Re: Electrolysis of aqueous KI

Dear Finola,

I’m very impressed by the clarity of your account. I was able to repeat your experiment in detail.

Potassium iodide solutions are colourless unless they have been oxidised to form a small amount of iodine. Our lab technicians reckon that this occurs more readily in sunlight, so KI is kept in brown glass bottles.

Iodine is soluble in iodide solutions because the brown/yellow triiodide ion (I₃^-) is formed.

The reaction proceeds exactly as described. The dense, brown triiodide solution is generated from iodide at the anode and sinks to the bottom of the u-tube. I’m fairly sure that the sharp boundary you observe is just the result of this dense liquid gently building up at the bottom of the u- tube.
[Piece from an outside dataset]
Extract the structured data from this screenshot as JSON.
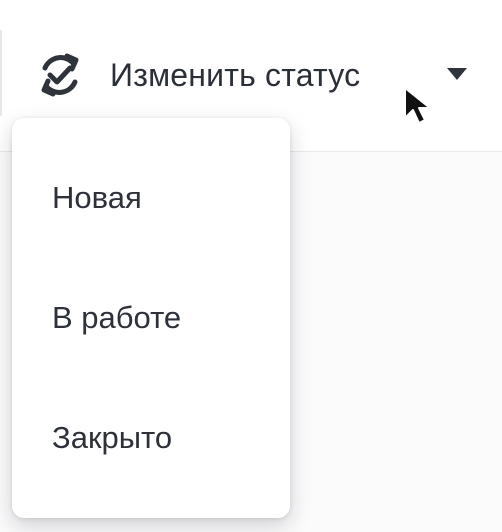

Initially it seems that triiodide is discharged at the cathode because its colour disappears here. Soon, though, a gas, presumably hydrogen, is evolved and this causes stirring of the solution in the region of the electrode.
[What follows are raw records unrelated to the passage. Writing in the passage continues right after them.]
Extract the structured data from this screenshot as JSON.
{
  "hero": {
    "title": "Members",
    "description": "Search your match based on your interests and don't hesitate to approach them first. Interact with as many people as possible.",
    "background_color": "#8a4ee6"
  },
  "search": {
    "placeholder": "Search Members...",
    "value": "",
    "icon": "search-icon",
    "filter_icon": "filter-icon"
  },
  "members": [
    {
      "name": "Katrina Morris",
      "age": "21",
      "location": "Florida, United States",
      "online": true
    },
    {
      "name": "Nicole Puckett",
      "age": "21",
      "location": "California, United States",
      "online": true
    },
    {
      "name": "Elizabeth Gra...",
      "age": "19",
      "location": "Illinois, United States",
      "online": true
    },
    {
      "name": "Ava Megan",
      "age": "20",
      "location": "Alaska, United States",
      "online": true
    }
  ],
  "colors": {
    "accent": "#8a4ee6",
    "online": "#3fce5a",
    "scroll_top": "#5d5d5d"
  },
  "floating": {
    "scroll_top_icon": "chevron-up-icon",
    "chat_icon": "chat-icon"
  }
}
The pH around the cathode is high: perhaps 14 or so. Certainly it is very alkaline. This is due to the loss of H⁺ from H₂O, leaving OH^-. This would explain why the brown/yellow colour of triiodide is not seen here: in basic solution, triiodide disproportionates.

I tried a second experiment with universal indicator added. This confirmed the pHs and also that no dense colourless solution is generated at the cathode analogous to the dense brown solution generated at the anode.
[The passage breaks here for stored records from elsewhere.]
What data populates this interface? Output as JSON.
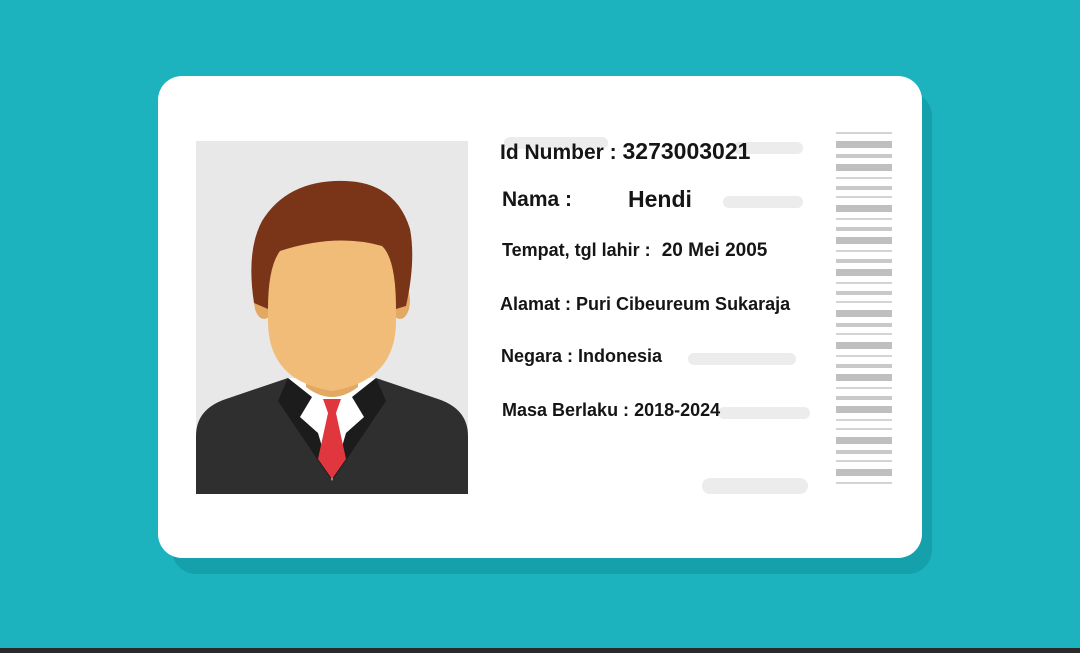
{
  "card": {
    "fields": [
      {
        "label": "Id Number :",
        "value": "3273003021"
      },
      {
        "label": "Nama :",
        "value": "Hendi"
      },
      {
        "label": "Tempat, tgl lahir :",
        "value": "20 Mei 2005"
      },
      {
        "label": "Alamat :",
        "value": "Puri Cibeureum Sukaraja"
      },
      {
        "label": "Negara :",
        "value": "Indonesia"
      },
      {
        "label": "Masa Berlaku :",
        "value": "2018-2024"
      }
    ],
    "photo_icon": "person-avatar-icon",
    "barcode_icon": "barcode-stripes-icon"
  },
  "colors": {
    "background": "#1cb3be",
    "card": "#ffffff",
    "photo_bg": "#e8e8e8",
    "hair": "#7a3519",
    "skin": "#f1bc78",
    "suit": "#2f2f2f",
    "tie": "#e0373f"
  }
}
The pH around the anode is low: pH 4 or so; but this is not significantly different from the pH of the potassium iodide solution I started with.

I obtained the numbers for equations a-e from: http://www.webelements.com/webelements/elements/text/I/redn.html and added the rest of the half-equations myself.

a I₂ + 2e^- = 2I^- +0.535 V

b I₃^- + 2e^- = 3I^- +0.54 V

i.e. iodine and triiodide are essentially identical in their electrochemistry

c 2HIO + 2H⁺ + 2e^- = I₂ + 2 H₂O 1.44 V (acidic solution)

d 2IO^- + 2H₂O + 2e^- = I₂ + 4OH^- 0.42 V (basic solution)

e IO₃^- + 2H₂O + 4e^- = IO^- + 4OH^- 0.15 V (basic solution)

Equation (a) minus equation (d) gives us:

f I₂ + 2OH^- = I^- + IO^- + H₂O 0.12 V

The positive cell potential indicates that under standard conditions the reaction is spontaneous i.e iodine disproportionates in basic solution. In acidic solution [equation (a) minus (c)] it is unfavourable.

Equations (a) plus (d) gives:

g IO^- + H₂O + 2e^- = 2OH^- + I^- 0.48 V

Subtracting equation (e) from this one (g) gives:

h 3 IO^- + = 2I^- + IO₃^- 0.33 V

i.e. iodate (I) will itself disproportionate into iodide and iodate (V)

Adding equations (f) and (h):

i 3I₂ + 6OH^- = 5I^- + IO₃^- + 3H₂O 0.45 V

So iodine disproportionates to iodate (V) and iodide in basic solution. This explains why the brown colour disappears when the solution becomes basic.

See also GF Liptrot p. 334 (1983) Modern Inorganic Chemistry

Ewen McLaughlin

Disproportionation: The transformation of a substance into two or more dissimilar substances usually by simultaneous oxidation and reduction. (Merriam Webster Online Dictionary.)